Attention-Aware Anime Line Drawing Colorization

Yu Cao,Hao Tian,P.Y. Mok
DOI: https://doi.org/10.48550/arXiv.2212.10988
2023-02-24
Abstract:Automatic colorization of anime line drawing has attracted much attention in recent years since it can substantially benefit the animation industry. User-hint based methods are the mainstream approach for line drawing colorization, while reference-based methods offer a more intuitive approach. Nevertheless, although reference-based methods can improve feature aggregation of the reference image and the line drawing, the colorization results are not compelling in terms of color consistency or semantic correspondence. In this paper, we introduce an attention-based model for anime line drawing colorization, in which a channel-wise and spatial-wise Convolutional Attention module is used to improve the ability of the encoder for feature extraction and key area perception, and a Stop-Gradient Attention module with cross-attention and self-attention is used to tackle the cross-domain long-range dependency problem. Extensive experiments show that our method outperforms other SOTA methods, with more accurate line structure and semantic color information.
Computer Vision and Pattern Recognition,Artificial Intelligence,Graphics,Multimedia
What problem does this paper attempt to address?

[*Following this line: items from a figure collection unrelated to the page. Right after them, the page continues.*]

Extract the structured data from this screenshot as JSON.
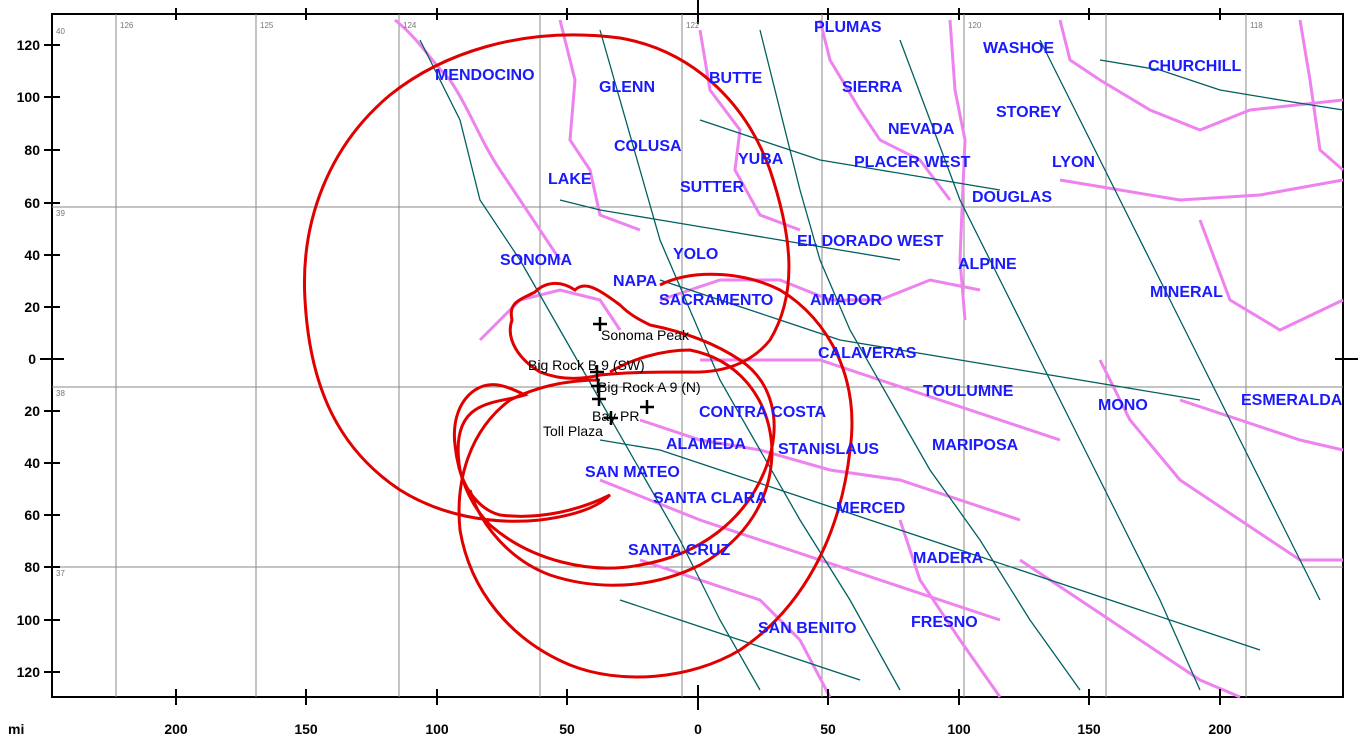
{
  "axes": {
    "y_unit_label": "mi",
    "y_ticks": [
      "120",
      "100",
      "80",
      "60",
      "40",
      "20",
      "0",
      "20",
      "40",
      "60",
      "80",
      "100",
      "120"
    ],
    "x_ticks": [
      "200",
      "150",
      "100",
      "50",
      "0",
      "50",
      "100",
      "150",
      "200"
    ],
    "grid_labels": [
      "40",
      "126",
      "125",
      "124",
      "122",
      "120",
      "118",
      "39",
      "38",
      "37"
    ]
  },
  "counties": [
    "PLUMAS",
    "WASHOE",
    "CHURCHILL",
    "MENDOCINO",
    "GLENN",
    "BUTTE",
    "SIERRA",
    "STOREY",
    "NEVADA",
    "COLUSA",
    "YUBA",
    "PLACER WEST",
    "LYON",
    "LAKE",
    "SUTTER",
    "DOUGLAS",
    "EL DORADO WEST",
    "SONOMA",
    "YOLO",
    "ALPINE",
    "NAPA",
    "SACRAMENTO",
    "AMADOR",
    "MINERAL",
    "CALAVERAS",
    "TOULUMNE",
    "MONO",
    "ESMERALDA",
    "CONTRA COSTA",
    "ALAMEDA",
    "STANISLAUS",
    "MARIPOSA",
    "SAN MATEO",
    "SANTA CLARA",
    "MERCED",
    "SANTA CRUZ",
    "MADERA",
    "SAN BENITO",
    "FRESNO"
  ],
  "sites": [
    "Sonoma Peak",
    "Big Rock B 9 (SW)",
    "Big Rock A 9 (N)",
    "Bay PR",
    "Toll Plaza"
  ],
  "colors": {
    "county_label": "#1a1aff",
    "county_border": "#ee82ee",
    "road": "#006060",
    "coverage": "#e00000",
    "grid": "#888888"
  }
}
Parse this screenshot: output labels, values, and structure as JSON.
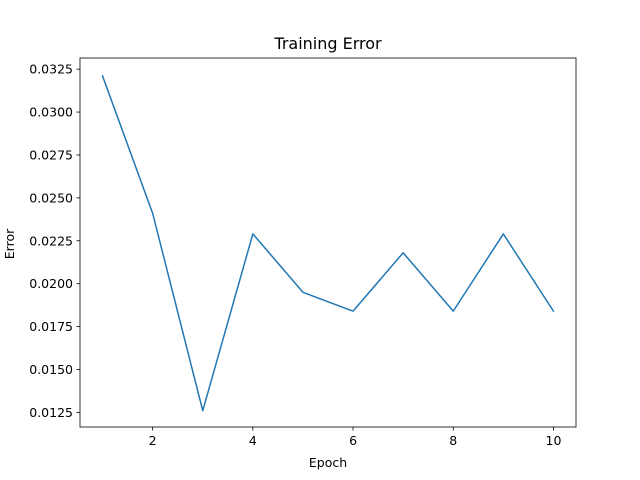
{
  "chart_data": {
    "type": "line",
    "title": "Training Error",
    "xlabel": "Epoch",
    "ylabel": "Error",
    "xlim": [
      0.55,
      10.45
    ],
    "ylim": [
      0.01165,
      0.03315
    ],
    "xticks": [
      2,
      4,
      6,
      8,
      10
    ],
    "xtick_labels": [
      "2",
      "4",
      "6",
      "8",
      "10"
    ],
    "yticks": [
      0.0125,
      0.015,
      0.0175,
      0.02,
      0.0225,
      0.025,
      0.0275,
      0.03,
      0.0325
    ],
    "ytick_labels": [
      "0.0125",
      "0.0150",
      "0.0175",
      "0.0200",
      "0.0225",
      "0.0250",
      "0.0275",
      "0.0300",
      "0.0325"
    ],
    "grid": false,
    "series": [
      {
        "color": "#1f77b4",
        "x": [
          1,
          2,
          3,
          4,
          5,
          6,
          7,
          8,
          9,
          10
        ],
        "y": [
          0.0321,
          0.0241,
          0.0126,
          0.0229,
          0.0195,
          0.0184,
          0.0218,
          0.0184,
          0.0229,
          0.0184
        ]
      }
    ]
  }
}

The problem that this paper attempts to solve is to color anime line drawings automatically, especially in terms of maintaining color consistency and semantic correspondence. Although the existing reference - image - based methods can improve feature aggregation to a certain extent, they still have deficiencies in color consistency and semantic correspondence. For this reason, the author proposes a model based on the attention mechanism, aiming to improve the encoder's feature extraction ability and key - region perception ability by introducing the Convolutional Attention module and the Stop - Gradient Attention module, so as to solve the above problems. Specifically, the Convolutional Attention module is used to enhance the encoder's ability to extract multi - scale features, while the Stop - Gradient Attention module deals with cross - domain long - distance dependency problems through cross - attention and self - attention mechanisms. Experimental results show that this method is superior to other state - of - the - art methods in the task of coloring anime line drawings and can generate more accurate line structures and semantic color information.